Fares

Please note, we are not the regulator for passenger fares and we have no role in relation to penalty fares.

If you have concerns about the price of your train fare, your first step should be to contact the station operator and voice those concerns.

We enforce the Competition Act 1998, which makes it illegal for companies to do certain things, for example, use their powerful position in the market to take advantage of consumers or fix prices and we may conduct an investigation if we have reasonable grounds to suspect the law has been broken.

Please view our guide on Complaints about rail fares and car-park charges – the role of competition law and set of quick reference question and answers on this topic below. If, after reading our guide you think we should look at the price of your fare, please go to our page on how to report a breach of competition law.

There are two types of rail fare:

  • regulated
  • unregulated

For details of which fare types are regulated, please see the Strategic Rail Authority's (SRA) Fares Review Conclusions 2003.

Regulated fares

These fares are regulated by Government:

The amount by which an individual regulated fare can rise is linked to the Retail Prices Index (RPI). Since 2014, the fare increase has been capped at the RPI. The cap for 2016 was set equal to July 2015’s RPI of 1%. The cap for 2017 has been set equal to July 2016’s RPI of 1.9%.

We can check if your fares are regulated for you. We will look at the journey you are making and the time of day, and check this against the government's policy on which fares it regulates.
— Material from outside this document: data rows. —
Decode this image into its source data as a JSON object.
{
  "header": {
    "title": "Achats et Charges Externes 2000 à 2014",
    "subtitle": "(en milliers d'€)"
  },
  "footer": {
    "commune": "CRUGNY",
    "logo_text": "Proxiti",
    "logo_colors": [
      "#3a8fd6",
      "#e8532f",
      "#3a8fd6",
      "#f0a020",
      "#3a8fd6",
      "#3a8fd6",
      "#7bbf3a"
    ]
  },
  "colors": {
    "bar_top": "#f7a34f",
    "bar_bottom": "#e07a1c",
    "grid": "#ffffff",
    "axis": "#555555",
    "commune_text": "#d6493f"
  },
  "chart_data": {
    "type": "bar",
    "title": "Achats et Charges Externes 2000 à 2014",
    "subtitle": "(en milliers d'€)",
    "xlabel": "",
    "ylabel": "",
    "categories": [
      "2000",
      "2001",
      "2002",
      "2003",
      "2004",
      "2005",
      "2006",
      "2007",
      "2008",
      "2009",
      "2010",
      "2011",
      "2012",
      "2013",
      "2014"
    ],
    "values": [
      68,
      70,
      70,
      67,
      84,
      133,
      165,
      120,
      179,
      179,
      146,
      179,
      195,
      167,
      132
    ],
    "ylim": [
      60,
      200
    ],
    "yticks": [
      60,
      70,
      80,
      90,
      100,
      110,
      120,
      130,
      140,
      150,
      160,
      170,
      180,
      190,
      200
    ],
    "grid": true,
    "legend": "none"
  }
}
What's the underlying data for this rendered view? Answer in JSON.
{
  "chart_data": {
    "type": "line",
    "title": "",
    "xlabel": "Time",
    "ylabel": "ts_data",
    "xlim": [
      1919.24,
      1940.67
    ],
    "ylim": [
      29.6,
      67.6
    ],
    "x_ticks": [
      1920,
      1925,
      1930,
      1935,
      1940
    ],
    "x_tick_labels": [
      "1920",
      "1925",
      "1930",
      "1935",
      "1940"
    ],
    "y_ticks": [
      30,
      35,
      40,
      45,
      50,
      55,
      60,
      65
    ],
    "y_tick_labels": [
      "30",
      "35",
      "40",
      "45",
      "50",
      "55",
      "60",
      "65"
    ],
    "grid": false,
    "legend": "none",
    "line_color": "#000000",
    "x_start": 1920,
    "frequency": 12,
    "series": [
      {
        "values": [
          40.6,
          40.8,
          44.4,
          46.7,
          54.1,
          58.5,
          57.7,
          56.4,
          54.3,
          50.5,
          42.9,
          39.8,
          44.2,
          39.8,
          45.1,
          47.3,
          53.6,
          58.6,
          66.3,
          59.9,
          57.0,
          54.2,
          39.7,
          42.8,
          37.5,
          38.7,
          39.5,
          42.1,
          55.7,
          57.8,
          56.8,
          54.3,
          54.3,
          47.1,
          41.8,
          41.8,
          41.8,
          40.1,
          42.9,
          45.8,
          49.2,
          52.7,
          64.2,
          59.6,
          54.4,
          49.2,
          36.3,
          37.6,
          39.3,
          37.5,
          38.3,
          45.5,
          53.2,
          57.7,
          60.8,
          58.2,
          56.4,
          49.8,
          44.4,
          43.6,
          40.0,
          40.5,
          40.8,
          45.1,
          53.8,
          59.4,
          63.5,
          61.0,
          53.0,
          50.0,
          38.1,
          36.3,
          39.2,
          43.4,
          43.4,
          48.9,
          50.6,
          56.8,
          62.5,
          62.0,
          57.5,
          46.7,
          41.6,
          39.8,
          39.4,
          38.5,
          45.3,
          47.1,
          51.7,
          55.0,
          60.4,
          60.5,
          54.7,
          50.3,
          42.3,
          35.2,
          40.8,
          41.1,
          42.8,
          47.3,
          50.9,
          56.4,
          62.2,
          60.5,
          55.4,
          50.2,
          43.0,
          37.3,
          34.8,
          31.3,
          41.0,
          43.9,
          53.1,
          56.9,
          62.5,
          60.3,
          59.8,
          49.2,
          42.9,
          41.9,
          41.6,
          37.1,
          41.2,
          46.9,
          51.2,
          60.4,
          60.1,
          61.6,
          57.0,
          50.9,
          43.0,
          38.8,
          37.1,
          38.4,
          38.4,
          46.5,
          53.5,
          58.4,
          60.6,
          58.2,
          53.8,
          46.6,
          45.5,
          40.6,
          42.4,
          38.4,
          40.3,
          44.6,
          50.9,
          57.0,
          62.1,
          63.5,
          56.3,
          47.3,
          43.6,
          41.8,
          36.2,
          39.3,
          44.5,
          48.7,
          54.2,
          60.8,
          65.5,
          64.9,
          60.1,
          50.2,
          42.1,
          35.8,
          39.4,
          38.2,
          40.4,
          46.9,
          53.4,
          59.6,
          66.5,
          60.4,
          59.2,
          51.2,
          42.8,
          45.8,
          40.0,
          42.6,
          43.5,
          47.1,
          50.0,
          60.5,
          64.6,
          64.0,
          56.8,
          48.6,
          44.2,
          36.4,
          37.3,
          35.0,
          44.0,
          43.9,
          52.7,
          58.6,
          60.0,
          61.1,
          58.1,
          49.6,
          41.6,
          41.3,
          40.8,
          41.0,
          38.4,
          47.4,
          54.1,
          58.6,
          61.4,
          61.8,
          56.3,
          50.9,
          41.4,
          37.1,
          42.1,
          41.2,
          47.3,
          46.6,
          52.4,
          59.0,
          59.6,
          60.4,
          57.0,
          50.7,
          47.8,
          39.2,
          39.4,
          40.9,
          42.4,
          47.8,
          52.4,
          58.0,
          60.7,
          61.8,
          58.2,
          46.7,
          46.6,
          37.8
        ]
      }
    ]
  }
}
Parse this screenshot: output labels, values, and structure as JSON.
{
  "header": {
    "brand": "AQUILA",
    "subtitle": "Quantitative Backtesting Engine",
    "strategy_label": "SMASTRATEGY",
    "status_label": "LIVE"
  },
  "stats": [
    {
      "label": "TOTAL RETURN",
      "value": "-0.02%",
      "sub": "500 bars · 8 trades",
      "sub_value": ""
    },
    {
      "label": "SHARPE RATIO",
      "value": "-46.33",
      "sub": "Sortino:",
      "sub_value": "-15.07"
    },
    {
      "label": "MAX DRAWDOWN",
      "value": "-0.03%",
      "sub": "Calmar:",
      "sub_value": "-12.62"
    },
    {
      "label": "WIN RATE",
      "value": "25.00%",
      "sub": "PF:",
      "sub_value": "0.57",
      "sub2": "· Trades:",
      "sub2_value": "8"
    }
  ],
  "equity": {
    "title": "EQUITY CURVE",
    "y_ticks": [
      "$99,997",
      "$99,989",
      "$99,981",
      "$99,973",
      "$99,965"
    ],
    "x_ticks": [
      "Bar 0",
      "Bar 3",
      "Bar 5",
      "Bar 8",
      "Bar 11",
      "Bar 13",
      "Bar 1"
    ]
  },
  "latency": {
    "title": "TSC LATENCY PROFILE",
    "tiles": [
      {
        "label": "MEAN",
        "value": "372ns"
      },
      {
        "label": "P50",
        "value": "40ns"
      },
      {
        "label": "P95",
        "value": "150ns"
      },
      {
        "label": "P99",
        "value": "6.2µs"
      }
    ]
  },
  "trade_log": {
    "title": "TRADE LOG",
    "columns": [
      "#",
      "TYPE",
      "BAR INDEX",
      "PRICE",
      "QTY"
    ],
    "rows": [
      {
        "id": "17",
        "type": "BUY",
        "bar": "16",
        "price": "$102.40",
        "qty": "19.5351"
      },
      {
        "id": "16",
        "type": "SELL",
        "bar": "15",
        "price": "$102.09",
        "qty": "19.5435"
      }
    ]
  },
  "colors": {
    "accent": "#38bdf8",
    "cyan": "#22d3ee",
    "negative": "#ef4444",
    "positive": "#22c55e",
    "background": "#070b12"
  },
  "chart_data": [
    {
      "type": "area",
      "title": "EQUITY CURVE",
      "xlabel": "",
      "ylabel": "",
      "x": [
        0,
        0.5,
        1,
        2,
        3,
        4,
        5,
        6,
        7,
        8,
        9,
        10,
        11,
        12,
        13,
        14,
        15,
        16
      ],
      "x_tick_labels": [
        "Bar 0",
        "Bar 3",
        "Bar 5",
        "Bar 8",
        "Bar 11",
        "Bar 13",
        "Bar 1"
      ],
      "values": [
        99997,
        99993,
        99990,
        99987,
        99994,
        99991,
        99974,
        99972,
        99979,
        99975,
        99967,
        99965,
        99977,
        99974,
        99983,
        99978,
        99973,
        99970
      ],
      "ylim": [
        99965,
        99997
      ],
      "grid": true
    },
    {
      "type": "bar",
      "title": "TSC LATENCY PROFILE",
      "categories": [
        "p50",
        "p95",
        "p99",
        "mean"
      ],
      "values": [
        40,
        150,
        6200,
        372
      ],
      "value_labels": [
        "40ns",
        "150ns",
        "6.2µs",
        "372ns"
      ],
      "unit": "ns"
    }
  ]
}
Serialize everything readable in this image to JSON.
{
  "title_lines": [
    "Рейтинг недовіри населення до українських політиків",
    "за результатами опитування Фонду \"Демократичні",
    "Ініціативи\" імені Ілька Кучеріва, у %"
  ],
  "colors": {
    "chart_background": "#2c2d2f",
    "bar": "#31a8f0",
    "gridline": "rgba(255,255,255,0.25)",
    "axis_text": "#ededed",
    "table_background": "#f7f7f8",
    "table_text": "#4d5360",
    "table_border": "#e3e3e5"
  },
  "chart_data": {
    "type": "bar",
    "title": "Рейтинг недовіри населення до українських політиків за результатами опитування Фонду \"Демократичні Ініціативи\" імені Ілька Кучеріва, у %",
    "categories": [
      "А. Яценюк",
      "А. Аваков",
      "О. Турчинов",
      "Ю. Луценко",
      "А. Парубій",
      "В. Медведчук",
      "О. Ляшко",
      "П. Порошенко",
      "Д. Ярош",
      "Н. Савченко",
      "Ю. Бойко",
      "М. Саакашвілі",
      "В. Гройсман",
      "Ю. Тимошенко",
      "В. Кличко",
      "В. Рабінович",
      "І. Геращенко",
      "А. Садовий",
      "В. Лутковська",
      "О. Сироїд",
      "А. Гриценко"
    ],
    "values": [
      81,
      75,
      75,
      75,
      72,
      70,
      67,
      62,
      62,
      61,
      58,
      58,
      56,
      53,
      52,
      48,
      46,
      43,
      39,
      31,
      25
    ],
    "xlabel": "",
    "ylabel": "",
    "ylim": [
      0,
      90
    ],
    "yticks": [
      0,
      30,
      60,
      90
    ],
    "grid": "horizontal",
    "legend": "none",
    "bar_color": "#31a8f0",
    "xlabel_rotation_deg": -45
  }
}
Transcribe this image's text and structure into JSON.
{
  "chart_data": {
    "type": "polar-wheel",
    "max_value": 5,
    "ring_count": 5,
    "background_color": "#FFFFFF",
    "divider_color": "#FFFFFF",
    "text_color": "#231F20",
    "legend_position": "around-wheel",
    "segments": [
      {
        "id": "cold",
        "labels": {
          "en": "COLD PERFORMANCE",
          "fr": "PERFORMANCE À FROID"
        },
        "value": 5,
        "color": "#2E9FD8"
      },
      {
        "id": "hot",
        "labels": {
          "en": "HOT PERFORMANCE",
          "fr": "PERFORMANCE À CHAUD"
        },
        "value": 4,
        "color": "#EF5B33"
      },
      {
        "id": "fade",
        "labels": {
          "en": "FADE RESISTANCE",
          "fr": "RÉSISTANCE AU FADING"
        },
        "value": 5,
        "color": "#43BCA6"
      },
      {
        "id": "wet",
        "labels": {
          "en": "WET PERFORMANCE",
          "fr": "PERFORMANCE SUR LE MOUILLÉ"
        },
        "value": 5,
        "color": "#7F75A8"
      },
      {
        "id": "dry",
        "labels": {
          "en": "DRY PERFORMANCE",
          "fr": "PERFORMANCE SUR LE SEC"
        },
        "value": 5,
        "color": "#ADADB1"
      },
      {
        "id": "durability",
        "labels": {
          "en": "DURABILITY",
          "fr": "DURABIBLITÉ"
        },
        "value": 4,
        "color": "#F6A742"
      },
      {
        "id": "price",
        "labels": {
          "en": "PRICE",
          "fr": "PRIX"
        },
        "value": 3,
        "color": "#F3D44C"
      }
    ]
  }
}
If you want to read more about this, the policy is set out in the SRA's Fares Review. (Please note the SRA has now been abolished but the bodies that took on its responsibilities for fares regulation continue this policy).

Please note that the names of some types of fares (from the Fares Review) have changed since this document was published. Please see the National Rail Enquiries website for more details.

Unregulated fares

Train operators employ a commercial strategy in setting fares. If you wish to complain about an increase in the price of an unregulated train fare, you should first contact the train operator direct to allow it the opportunity to address your concerns. Contact details for individual train companies can be found on the National Rail Enquiries website.

Ultimately, if a train operator's commercial strategy runs contrary to the broader public interest, it is for the government to consider as part of its fares policy.

We enforce the Competition Act 1998, which makes it illegal for companies to do certain things, for example, use their powerful position in the market to take advantage of consumers or fix prices and we may conduct an investigation if we have reasonable grounds to suspect the law has been broken.

If you are concerned about the price of your rail fare, please read our plain English guide on Complaints about rail fares and car-park charges – the role of competition law.

If, after reading our guide you think that we should look at your fare, go to our guidance on how to make a complaint under competition law.

Penalty fares

We have no role in relation to penalty fares. Rules concerning penalty fares are set out in the National Rail Conditions of Carriage (NRCoC).

Train companies will have their own penalty fares scheme. These schemes are approved by the Department for Transport.

If you have been charged a penalty fare and wish to appeal against it, you should contact the relevant train operating company and use its appeal system.

You may also consider seeking advice from Transport Focus or London TravelWatch, as appropriate, who may be able to assist you further. You should note that they cannot take up your complaint until you have contacted the relevant train company and given it a chance to respond first, and you should enclose all previous correspondence with the train company/retailer.